Just last week, private equity groups Cerberus and JC Flowers were said to be interested, however, Cerberus, is believed to have found the deadline too tight and JC Flowers, is now pursuing a £4 billion takeover of troubled life insurer Friends Provident.

The new revelation has meant the Government’s hopes of creating a full-blown auction for the crisis-torn bank is in tatters.

Earlier this month, the Government outlined plans to turn the £26 billion lent to Northern Rock by the Bank of England into bonds guaranteed by the Government.

The bonds will be sold to private investors under the plans, drawn up by investment firm Goldman Sachs, potentially to speed up a private sale.

This would avoid nationalisation of the bank but it is not yet known if the private buyers will have the funds required for the deal.
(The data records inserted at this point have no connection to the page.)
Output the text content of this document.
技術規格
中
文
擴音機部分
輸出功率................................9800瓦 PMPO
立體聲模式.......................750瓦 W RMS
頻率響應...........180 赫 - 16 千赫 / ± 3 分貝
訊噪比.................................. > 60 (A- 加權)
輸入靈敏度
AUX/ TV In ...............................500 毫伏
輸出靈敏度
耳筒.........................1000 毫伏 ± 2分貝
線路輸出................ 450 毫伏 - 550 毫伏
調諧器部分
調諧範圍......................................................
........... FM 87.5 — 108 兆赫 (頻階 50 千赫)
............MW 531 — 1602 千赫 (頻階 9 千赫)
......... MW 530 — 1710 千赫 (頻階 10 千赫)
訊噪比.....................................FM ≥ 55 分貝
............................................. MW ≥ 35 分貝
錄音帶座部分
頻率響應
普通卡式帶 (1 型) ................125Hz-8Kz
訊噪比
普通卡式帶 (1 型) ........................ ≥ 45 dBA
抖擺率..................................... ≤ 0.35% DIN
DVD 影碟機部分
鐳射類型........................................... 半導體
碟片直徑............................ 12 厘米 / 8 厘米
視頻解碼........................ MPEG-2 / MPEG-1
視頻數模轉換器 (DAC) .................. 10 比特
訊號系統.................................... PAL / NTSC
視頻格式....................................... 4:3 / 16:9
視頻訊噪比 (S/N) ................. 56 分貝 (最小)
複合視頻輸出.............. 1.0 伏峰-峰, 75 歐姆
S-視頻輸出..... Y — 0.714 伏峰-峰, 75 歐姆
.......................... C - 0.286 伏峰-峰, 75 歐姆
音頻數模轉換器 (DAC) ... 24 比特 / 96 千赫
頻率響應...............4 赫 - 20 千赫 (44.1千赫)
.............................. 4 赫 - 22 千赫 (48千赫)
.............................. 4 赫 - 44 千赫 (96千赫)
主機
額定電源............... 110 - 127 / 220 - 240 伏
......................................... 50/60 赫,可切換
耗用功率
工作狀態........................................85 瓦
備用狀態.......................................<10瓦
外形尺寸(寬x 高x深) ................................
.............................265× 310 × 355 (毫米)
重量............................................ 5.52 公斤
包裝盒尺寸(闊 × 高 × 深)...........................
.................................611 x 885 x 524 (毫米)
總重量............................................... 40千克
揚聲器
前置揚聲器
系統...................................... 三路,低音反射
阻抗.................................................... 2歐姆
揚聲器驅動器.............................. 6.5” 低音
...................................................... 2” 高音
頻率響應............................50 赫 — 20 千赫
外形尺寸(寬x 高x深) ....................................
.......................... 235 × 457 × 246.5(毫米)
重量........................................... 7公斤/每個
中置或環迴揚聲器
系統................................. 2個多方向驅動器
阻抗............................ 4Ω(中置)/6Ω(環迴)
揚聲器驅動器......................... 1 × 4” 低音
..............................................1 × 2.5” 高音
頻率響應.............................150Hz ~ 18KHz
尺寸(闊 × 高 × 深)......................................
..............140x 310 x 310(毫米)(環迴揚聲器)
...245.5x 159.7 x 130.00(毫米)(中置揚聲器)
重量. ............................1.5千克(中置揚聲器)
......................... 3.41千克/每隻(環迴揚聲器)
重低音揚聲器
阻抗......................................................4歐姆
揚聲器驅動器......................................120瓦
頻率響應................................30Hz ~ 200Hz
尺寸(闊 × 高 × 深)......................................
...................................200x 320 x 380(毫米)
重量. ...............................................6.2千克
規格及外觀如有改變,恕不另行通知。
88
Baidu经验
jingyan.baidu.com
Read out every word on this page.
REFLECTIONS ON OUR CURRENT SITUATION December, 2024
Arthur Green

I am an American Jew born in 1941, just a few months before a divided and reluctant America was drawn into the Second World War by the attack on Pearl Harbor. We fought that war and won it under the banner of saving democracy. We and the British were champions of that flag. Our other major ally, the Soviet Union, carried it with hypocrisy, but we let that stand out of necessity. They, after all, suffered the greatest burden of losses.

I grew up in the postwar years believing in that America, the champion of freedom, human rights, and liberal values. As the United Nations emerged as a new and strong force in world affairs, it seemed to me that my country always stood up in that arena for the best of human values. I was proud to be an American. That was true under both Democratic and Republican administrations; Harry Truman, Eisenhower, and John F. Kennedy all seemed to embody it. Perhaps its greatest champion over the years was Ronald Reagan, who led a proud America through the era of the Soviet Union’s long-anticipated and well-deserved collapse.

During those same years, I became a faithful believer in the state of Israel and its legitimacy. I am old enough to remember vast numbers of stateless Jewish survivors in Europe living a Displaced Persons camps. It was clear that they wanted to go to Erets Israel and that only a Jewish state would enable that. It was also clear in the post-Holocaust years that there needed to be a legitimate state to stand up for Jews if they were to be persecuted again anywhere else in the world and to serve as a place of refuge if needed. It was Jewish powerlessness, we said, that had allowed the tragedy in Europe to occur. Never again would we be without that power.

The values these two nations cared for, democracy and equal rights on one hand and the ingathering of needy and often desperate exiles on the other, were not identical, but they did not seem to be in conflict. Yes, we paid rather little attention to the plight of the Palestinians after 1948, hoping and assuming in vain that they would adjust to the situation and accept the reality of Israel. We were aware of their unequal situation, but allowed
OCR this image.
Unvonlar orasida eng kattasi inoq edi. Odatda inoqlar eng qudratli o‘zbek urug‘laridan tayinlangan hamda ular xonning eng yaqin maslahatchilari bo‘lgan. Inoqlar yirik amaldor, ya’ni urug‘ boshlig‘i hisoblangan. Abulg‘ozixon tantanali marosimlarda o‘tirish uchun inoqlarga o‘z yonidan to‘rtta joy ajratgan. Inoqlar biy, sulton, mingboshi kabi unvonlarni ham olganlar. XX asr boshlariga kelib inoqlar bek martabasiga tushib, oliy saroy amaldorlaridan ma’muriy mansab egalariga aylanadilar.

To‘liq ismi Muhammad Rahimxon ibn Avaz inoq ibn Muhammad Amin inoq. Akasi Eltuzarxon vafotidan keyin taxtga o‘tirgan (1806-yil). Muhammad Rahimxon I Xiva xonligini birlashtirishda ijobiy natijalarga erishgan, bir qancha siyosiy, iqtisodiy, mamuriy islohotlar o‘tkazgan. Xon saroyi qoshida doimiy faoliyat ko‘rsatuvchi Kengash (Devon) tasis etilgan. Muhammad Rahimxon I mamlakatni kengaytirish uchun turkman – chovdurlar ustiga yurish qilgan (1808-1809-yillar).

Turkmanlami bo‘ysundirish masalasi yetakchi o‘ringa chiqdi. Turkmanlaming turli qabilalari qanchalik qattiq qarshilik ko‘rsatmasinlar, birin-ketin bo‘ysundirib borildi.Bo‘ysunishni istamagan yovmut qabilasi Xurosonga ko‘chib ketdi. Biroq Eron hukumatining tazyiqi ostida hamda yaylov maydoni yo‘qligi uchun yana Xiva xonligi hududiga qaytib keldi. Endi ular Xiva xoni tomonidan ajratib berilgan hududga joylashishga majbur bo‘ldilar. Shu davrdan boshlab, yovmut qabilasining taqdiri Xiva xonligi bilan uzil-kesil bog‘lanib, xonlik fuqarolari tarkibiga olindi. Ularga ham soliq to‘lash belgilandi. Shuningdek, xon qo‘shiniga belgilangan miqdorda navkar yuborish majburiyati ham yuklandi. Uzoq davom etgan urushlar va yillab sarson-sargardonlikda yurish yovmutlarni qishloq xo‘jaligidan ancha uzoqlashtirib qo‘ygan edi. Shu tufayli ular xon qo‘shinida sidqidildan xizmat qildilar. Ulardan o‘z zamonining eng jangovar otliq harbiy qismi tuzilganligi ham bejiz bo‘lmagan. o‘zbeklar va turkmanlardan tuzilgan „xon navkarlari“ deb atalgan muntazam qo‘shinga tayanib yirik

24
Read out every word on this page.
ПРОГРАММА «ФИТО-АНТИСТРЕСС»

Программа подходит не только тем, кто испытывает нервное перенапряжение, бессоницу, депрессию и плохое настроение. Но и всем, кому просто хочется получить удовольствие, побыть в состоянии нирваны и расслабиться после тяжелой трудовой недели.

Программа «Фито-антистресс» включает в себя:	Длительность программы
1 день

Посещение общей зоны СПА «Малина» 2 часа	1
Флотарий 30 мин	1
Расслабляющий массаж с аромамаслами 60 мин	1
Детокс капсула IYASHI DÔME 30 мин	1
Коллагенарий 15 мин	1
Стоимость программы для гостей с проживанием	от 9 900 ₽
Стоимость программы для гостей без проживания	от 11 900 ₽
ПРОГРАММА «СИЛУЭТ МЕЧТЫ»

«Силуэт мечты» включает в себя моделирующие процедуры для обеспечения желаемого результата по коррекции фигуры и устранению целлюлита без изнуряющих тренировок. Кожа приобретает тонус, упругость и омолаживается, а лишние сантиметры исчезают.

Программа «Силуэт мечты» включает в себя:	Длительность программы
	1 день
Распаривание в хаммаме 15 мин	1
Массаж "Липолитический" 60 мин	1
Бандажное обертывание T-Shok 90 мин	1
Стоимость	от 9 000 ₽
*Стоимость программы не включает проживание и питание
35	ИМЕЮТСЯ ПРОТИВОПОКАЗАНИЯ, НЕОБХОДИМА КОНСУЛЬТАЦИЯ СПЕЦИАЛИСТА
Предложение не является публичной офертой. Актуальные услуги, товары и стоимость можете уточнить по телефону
At one point, it was believed that at least half a dozen new players were poring over the Goldman blueprint with a view to coming up with a rescue offer. However, Chancellor Alistair Darling, together with the Bank of England and the Financial Services Authority are working to a very tight deadline.

Mr Darling gave all interested parties just 2 weeks to come up with any alternatives to the current preferred bidders – Virgin and Olivant.

The Chancellor is keen to stick to his timetable of 4 February with the decision of a single preferred bidder expected a week later on 11 February.

This would mean the Chancellor would have just over a month to finalise the refinancing package so that it does not break his economic golden rule by the time of the Budget on 12 March.